Il était une fois... C'est ce qu'on dira dans quelques années de la Bourse de Toronto, à l'instar de ce qui est arrivé à la Bourse de Montréal à la suite de sa fusion avec la Bourse torontoise.

Ne nous leurrons pas: la fusion de London Stock Exchange Group (LSEG) avec le Groupe TMX laisse présager à mes yeux le début de la fin de l'ultime contrôle canadien sur les sociétés boursières qui ont pignon sur rue au Canada. Bien sûr, les commissions des valeurs mobilières canadiennes mettront des balises... On s'en reparlera dans 10 ans!

On nous dit qu'il s'agit d'une «fusion entre égaux» par échange d'actions. Le problème? Les «égaux» n'ont pas le même poids: les bonzes du LSEG auront huit représentants au conseil d'administration de la nouvelle créature LSEG-TMX comparativement à sept pour notre gang de Toronto.

Quand arrivera le moment crucial de prendre des décisions sur l'avenir de la nouvelle Bourse internationale, Londres dictera la voie et imposera sa mainmise. That's it, that's all.

Les défenseurs de la fusion vont me dire: mais compte tenu de la vaste consolidation des Bourses partout sur la planète financière, avait-on le choix de refuser pareille fusion avec la Bourse de Londres?

Oui! Dans le milieu de la haute finance, on a toujours le choix d'accepter ou pas les propositions de fusion et d'acquisition.

Force est de constater qu'on assiste depuis le début des années 2000 à une lourde tendance fusionnelle entre les grandes places boursières. Alors que la Bourse de Montréal se faisait absorber par la Bourse de Toronto, la Bourse de New York mettait notamment le grappin sur des Bourses européennes et créait le NYSE Euronext. Et pas plus tard qu'hier, le groupe américain annonçait être en négociations avec la Bourse allemande.

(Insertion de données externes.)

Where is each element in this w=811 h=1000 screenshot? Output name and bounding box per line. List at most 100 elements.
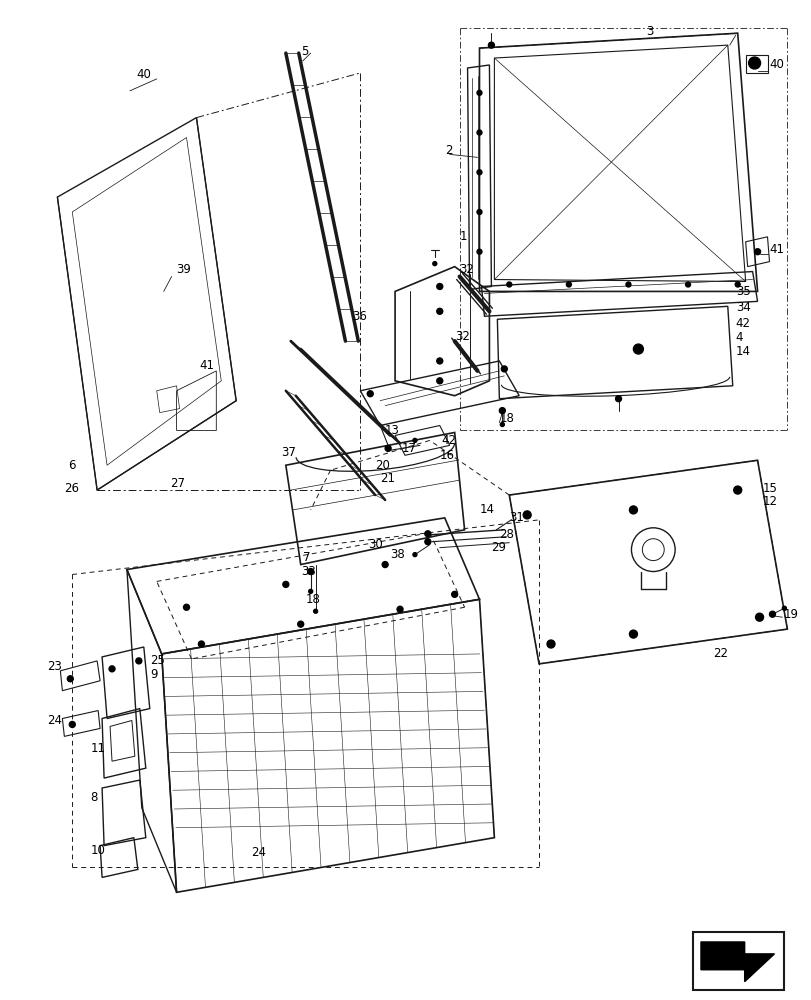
Text: 9: 9 (149, 668, 157, 681)
Circle shape (313, 609, 317, 613)
Text: 16: 16 (440, 449, 454, 462)
Circle shape (476, 210, 482, 214)
Text: 3: 3 (646, 25, 653, 38)
Circle shape (382, 562, 388, 568)
Circle shape (109, 666, 115, 672)
Text: 20: 20 (375, 459, 389, 472)
Circle shape (733, 486, 740, 494)
Circle shape (615, 396, 620, 402)
Circle shape (522, 511, 530, 519)
Text: 26: 26 (64, 482, 79, 495)
Circle shape (424, 531, 431, 537)
Text: 24: 24 (251, 846, 266, 859)
Circle shape (367, 391, 373, 397)
Text: 19: 19 (783, 608, 797, 621)
Text: 34: 34 (735, 301, 749, 314)
Text: 14: 14 (479, 503, 494, 516)
Circle shape (636, 347, 640, 351)
Text: 33: 33 (300, 565, 315, 578)
Circle shape (476, 90, 482, 95)
Circle shape (307, 569, 313, 574)
Text: 35: 35 (735, 285, 749, 298)
Text: 32: 32 (459, 263, 474, 276)
Circle shape (436, 283, 442, 289)
Text: 7: 7 (303, 551, 310, 564)
Circle shape (625, 282, 630, 287)
Text: 23: 23 (47, 660, 62, 673)
Text: 10: 10 (90, 844, 105, 857)
Circle shape (413, 438, 416, 442)
Circle shape (282, 581, 289, 587)
Circle shape (753, 249, 760, 255)
Text: 29: 29 (491, 541, 506, 554)
Circle shape (629, 506, 637, 514)
Circle shape (476, 130, 482, 135)
Text: 21: 21 (380, 472, 395, 485)
Text: 40: 40 (137, 68, 152, 81)
Text: 42: 42 (735, 317, 750, 330)
Circle shape (476, 249, 482, 254)
Text: 4: 4 (735, 331, 742, 344)
Text: 32: 32 (455, 330, 470, 343)
Circle shape (684, 282, 689, 287)
Text: 1: 1 (459, 230, 466, 243)
Circle shape (436, 308, 442, 314)
Text: 18: 18 (305, 593, 320, 606)
Text: 13: 13 (384, 424, 400, 437)
Text: 38: 38 (389, 548, 405, 561)
Circle shape (135, 658, 142, 664)
Circle shape (499, 408, 504, 414)
Circle shape (198, 641, 204, 647)
Text: 22: 22 (712, 647, 727, 660)
Circle shape (506, 282, 511, 287)
Text: 41: 41 (200, 359, 214, 372)
Circle shape (782, 606, 785, 610)
Circle shape (298, 621, 303, 627)
Text: 40: 40 (769, 58, 783, 71)
Circle shape (566, 282, 571, 287)
Circle shape (69, 721, 75, 727)
Circle shape (751, 60, 757, 66)
Text: 24: 24 (47, 714, 62, 727)
Circle shape (451, 591, 457, 597)
Circle shape (476, 170, 482, 175)
Text: 36: 36 (352, 310, 367, 323)
Text: 42: 42 (441, 434, 457, 447)
Polygon shape (700, 942, 774, 982)
Circle shape (500, 366, 507, 372)
Circle shape (748, 57, 760, 69)
Circle shape (547, 640, 554, 648)
Circle shape (67, 676, 73, 682)
Circle shape (734, 282, 740, 287)
Circle shape (633, 344, 642, 354)
Text: 14: 14 (735, 345, 750, 358)
Text: 41: 41 (769, 243, 783, 256)
Text: 28: 28 (499, 528, 513, 541)
Circle shape (629, 630, 637, 638)
Text: 31: 31 (508, 511, 524, 524)
Circle shape (424, 539, 431, 545)
Text: 39: 39 (176, 263, 191, 276)
Text: 5: 5 (300, 45, 307, 58)
Text: 8: 8 (90, 791, 97, 804)
Text: 25: 25 (149, 654, 165, 667)
Circle shape (755, 613, 762, 621)
Text: 2: 2 (444, 144, 452, 157)
Circle shape (308, 589, 312, 593)
Circle shape (436, 378, 442, 384)
Text: 27: 27 (169, 477, 184, 490)
Circle shape (413, 553, 416, 557)
Circle shape (769, 611, 775, 617)
Circle shape (432, 262, 436, 266)
Text: 18: 18 (499, 412, 513, 425)
Text: 6: 6 (68, 459, 75, 472)
Circle shape (384, 445, 391, 451)
Text: 37: 37 (281, 446, 295, 459)
Text: 30: 30 (368, 538, 383, 551)
Circle shape (436, 358, 442, 364)
Circle shape (183, 604, 189, 610)
Text: 17: 17 (401, 442, 417, 455)
Circle shape (500, 423, 504, 427)
Circle shape (397, 606, 402, 612)
Text: 11: 11 (90, 742, 105, 755)
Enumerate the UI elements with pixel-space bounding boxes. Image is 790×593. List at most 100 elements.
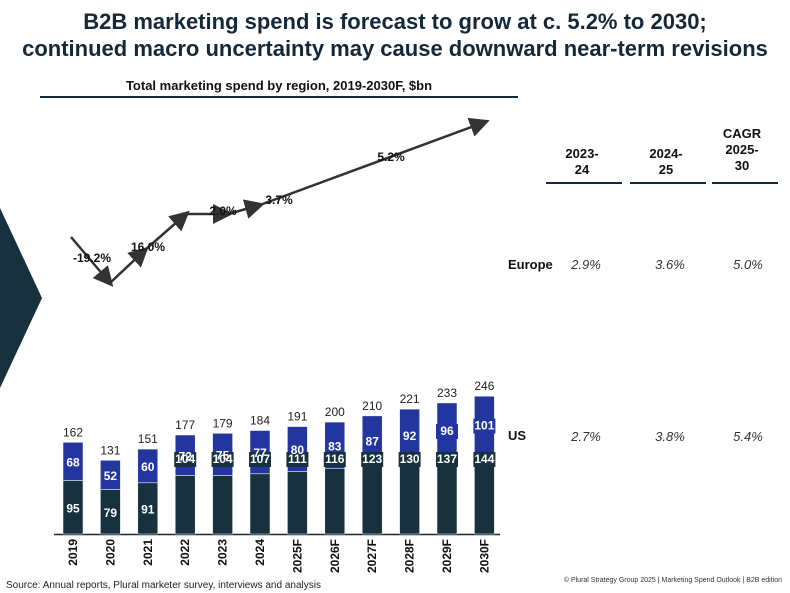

À lui seul, le NYSE Euronext compte aujourd'hui pour 32% de la capitalisation boursière mondiale. La Bourse de Toronto? À peine 4%. Son nouveau partenaire, la Bourse de Londres, accapare pour sa part une tranche de 6,6% de la capitalisation mondiale. Ensemble donc, notre «London/Toronto Exchange» comptera pour 10,6% de la mappemonde boursière. Il s'agira du deuxième groupe boursier au monde.

Est-ce avantageux pour les investisseurs canadiens, les particuliers comme les investisseurs institutionnels, de faire partie d'un groupe boursier plus imposant à l'échelle internationale?

Avec la mondialisation des marchés boursiers et des produits financiers, on peut, depuis notre ordinateur ou celui de notre courtier, avoir accès à n'importe quoi ou presque. La fusion Londres-Toronto, ça nous donne quoi de plus, à nous investisseurs?

«Nous créons la plus grande Bourse mondiale pour les secteurs des marchandises, de l'énergie et des ressources naturelles ainsi que le principal marché pour les petites et moyennes entreprises et les sociétés en croissance», a expliqué Xavier Rolet, grand patron de la Bourse de Londres. On nous promet donc un intérêt accru des Européens pour nos titres et vice-versa... Bravo, mais on s'entend que cela n'aura qu'un impact marginal sur notre rendement boursier.

Pour les entreprises canadiennes à la recherche de financement, la fusion s'avère sans doute un atout avec sa «passerelle internationale, des sources de capitaux et de liquidité parmi les plus importantes du monde» et ses marchés.

Mais, entre nous, si notre fusion avec la Bourse de Londres a essentiellement pour objectif de nous donner un meilleur accès au marché européen et vice-versa, pourquoi diable n'a-t-on pas pressenti le NYSE Euronext pour l'inviter à nous mettre le grappin dessus?

Tant qu'à vouloir jouer dans la cour des grands, aussi bien le faire avec le principal acteur de la planète, le NYSE Euronext, qui domine dans les marchés américains et européens.

Comme les Américains ont toujours été attirés par la Bourse canadienne et ses titres, le NYSE Euronext me semble un partenaire bien plus naturel que le London Stock Exchange.

Entre devenir une succursale de Wall Street ou une succursale de la City, j'opte pour la Grosse Pomme. Ça se digère mieux.